Abstract

Recent Mars‐orbiting spectrometers continue to detect surface materials containing hydrated silicates, particularly clays and amorphous phases (e.g., silica glasses), concentrated within the heavily cratered Noachian highlands crust. This paper provides a review, summary, and synthesis of observations from terrestrial impact structures with current Martian data. It is suggested that numerous and frequent impacts into the volatile‐rich silicate crust of Mars, through direct and indirect impact‐generated mechanisms, represent a plausible hypothesis that can explain the widespread distribution of hydrated silicates in the surface and subsurface of the heavily cratered Noachian highlands crust largely independent of climate.

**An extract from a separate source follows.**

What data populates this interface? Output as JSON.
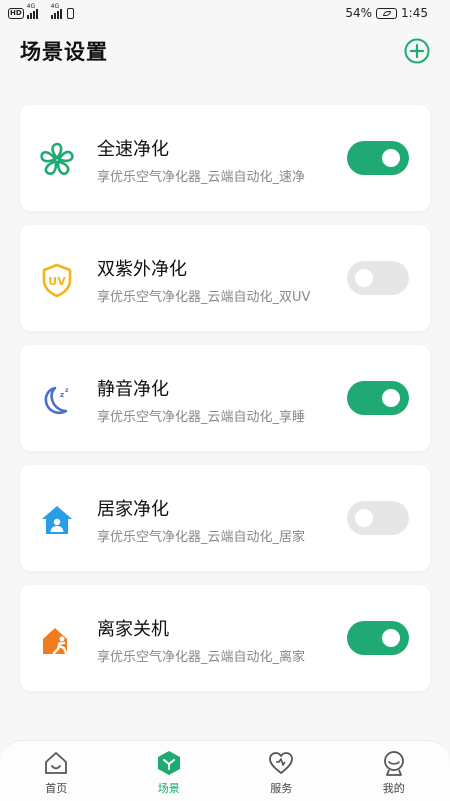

In addition to impact‐generated hydrothermal activity, devitrification, autometamorphism, and the voluminous production of impact “damaged” materials that are susceptible to alteration must be considered. When taken together, a drastically different early climate on Mars, in which water is stable at the surface for extended periods of time, cannot be ruled out; however, it is noted here that these additional impact mechanisms can operate and thereby extend the range of possible alteration settings to include climate conditions that may have been predominately colder and drier. Such a climate would not be dissimilar to the conditions of today, with the important exceptions of a higher geothermal gradient, and punctuated thermal disturbance to the cryosphere and hydrosphere from igneous activity and an exponentially higher impact flux.